We need to find a customer's birth date (month and day) given that their password ends in "16".

Given Information

• Password format: \(\mathrm{DDMMXY}\) where:
  • First 4 digits (DDMM) = birthday in day-month format
  • 5th digit (X) = units digit of \(\mathrm{7 \times (1st\,digit + 3rd\,digit)}\)
  • 6th digit (Y) = units digit of \(\mathrm{3 \times (2nd\,digit + 4th\,digit)}\)
• Known constraint: The password ends in "16", so X = 1 and Y = 6

What We Need to Determine

We need to find the unique values for DD (day) and MM (month).

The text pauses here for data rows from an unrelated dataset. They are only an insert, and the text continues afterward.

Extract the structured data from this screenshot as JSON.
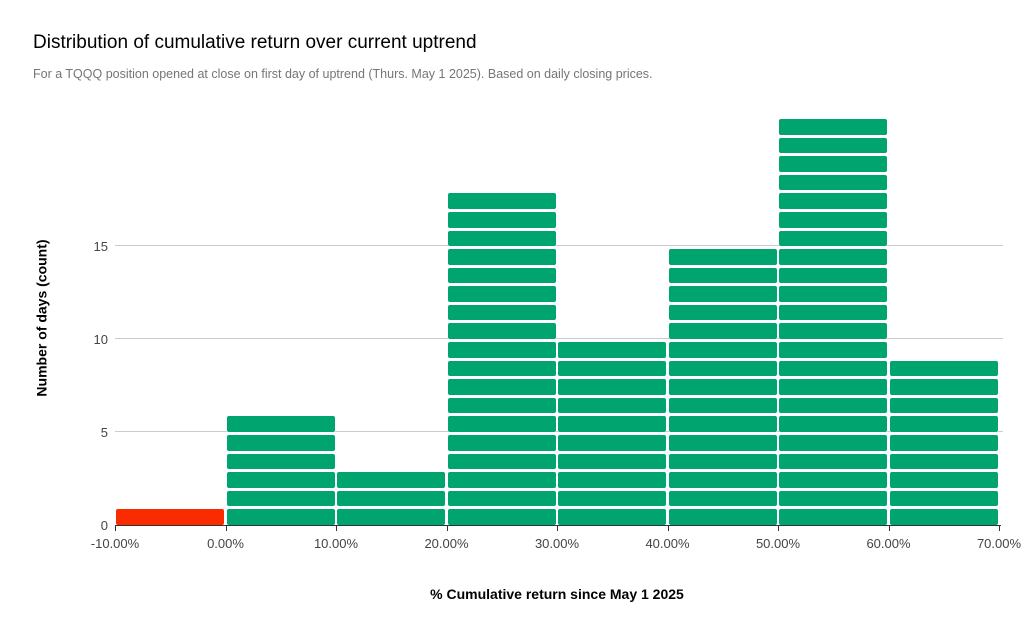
{
  "chart_data": {
    "type": "bar",
    "subtype": "histogram",
    "title": "Distribution of cumulative return over current uptrend",
    "subtitle": "For a TQQQ position opened at close on first day of uptrend (Thurs. May 1 2025). Based on daily closing prices.",
    "xlabel": "% Cumulative return since May 1 2025",
    "ylabel": "Number of days (count)",
    "categories": [
      "-10% to 0%",
      "0% to 10%",
      "10% to 20%",
      "20% to 30%",
      "30% to 40%",
      "40% to 50%",
      "50% to 60%",
      "60% to 70%"
    ],
    "values": [
      1,
      6,
      3,
      18,
      10,
      15,
      22,
      9
    ],
    "bar_colors": [
      "#fb2b00",
      "#00a46e",
      "#00a46e",
      "#00a46e",
      "#00a46e",
      "#00a46e",
      "#00a46e",
      "#00a46e"
    ],
    "x_tick_labels": [
      "-10.00%",
      "0.00%",
      "10.00%",
      "20.00%",
      "30.00%",
      "40.00%",
      "50.00%",
      "60.00%",
      "70.00%"
    ],
    "y_ticks": [
      0,
      5,
      10,
      15
    ],
    "ylim": [
      0,
      22
    ],
    "grid": true,
    "legend_position": "none",
    "style": {
      "segmented_bars": true,
      "positive_color": "#00a46e",
      "negative_color": "#fb2b00",
      "gridline_color": "#cccccc",
      "axis_color": "#333333",
      "tick_label_color": "#444444",
      "title_color": "#000000",
      "subtitle_color": "#757575",
      "background": "#ffffff"
    }
  }
}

For sufficiency: We need exactly one valid date that produces a password ending in "16".

Key Insights

Since the password ends in "16":

• The 5th digit = 1 → This means \(\mathrm{7 \times (1st\,digit + 3rd\,digit)}\) must end in 1
  • This only happens when \(\mathrm{(1st + 3rd) = 3\,or\,13}\)
• The 6th digit = 6 → This means \(\mathrm{3 \times (2nd\,digit + 4th\,digit)}\) must end in 6
  • This only happens when \(\mathrm{(2nd + 4th) = 2, 12,\,or\,22}\)

These constraints significantly limit our possible dates.

Analyzing Statement 1

Statement 1 tells us: The password begins with "21" and its fourth digit is 1.

This gives us the partial date: 21_1

What Statement 1 Tells Us

• Day = 21 (so 1st digit = 2, 2nd digit = 1)
• Month ends with 1 (4th digit = 1)
• We need to find the 3rd digit (first digit of month)

Finding the Missing Digit

Since the 5th digit must be 1, we need (1st digit + 3rd digit) to equal either 3 or 13.

• 1st digit = 2
• So: \(\mathrm{2 + 3rd\,digit = 3\,or\,13}\)
• Therefore: 3rd digit = 1 or 11

Since digits must be single values (0-9), the 3rd digit must equal 1.

This gives us the complete date: 21/01 (January 21st)

Quick Verification

Let's verify this produces a password ending in 16:

• 5th digit: \(\mathrm{7 \times (2 + 1) = 7 \times 3 = 21}\) → units digit = 1 ✓
• 6th digit: \(\mathrm{3 \times (1 + 1) = 3 \times 2 = 6}\) → units digit = 6 ✓

Statement 1 gives us exactly one valid date.

[STOP - Statement 1 is Sufficient!]

This eliminates choices B, C, and E.

Analyzing Statement 2

Important: We now forget Statement 1 completely and analyze Statement 2 independently.

Statement 2 tells us: The sum of the first and third digits is 3, and the second digit is 1.

This gives us:

• \(\mathrm{(1st\,digit + 3rd\,digit) = 3}\)
• 2nd digit = 1
• Date format: _1__

What We Need to Find

We need to determine which combination of 1st and 3rd digits (that sum to 3) creates a valid date.

Finding All Valid Dates

With 2nd digit = 1, possible days are: 01, 11, 21, 31

For (1st + 3rd) = 3, let's check each possibility:

• If 1st = 0, 3rd = 3 → Date: 01/03 (March 1st) ✓
• If 1st = 1, 3rd = 2 → Date: 11/02 (February 11th) ✓
• If 1st = 2, 3rd = 1 → Date: 21/01 (January 21st) ✓
• If 1st = 3, 3rd = 0 → Date: 31/00 (invalid - no month 00) ✗

We have three valid dates that satisfy Statement 2's conditions. Since we cannot determine a unique date, Statement 2 alone is NOT sufficient.

This eliminates choices B and D.

The Answer: A

Statement 1 alone gives us exactly one date (January 21st), while Statement 2 alone gives us three possible dates.

Answer Choice A: "Statement 1 alone is sufficient, but Statement 2 alone is not sufficient."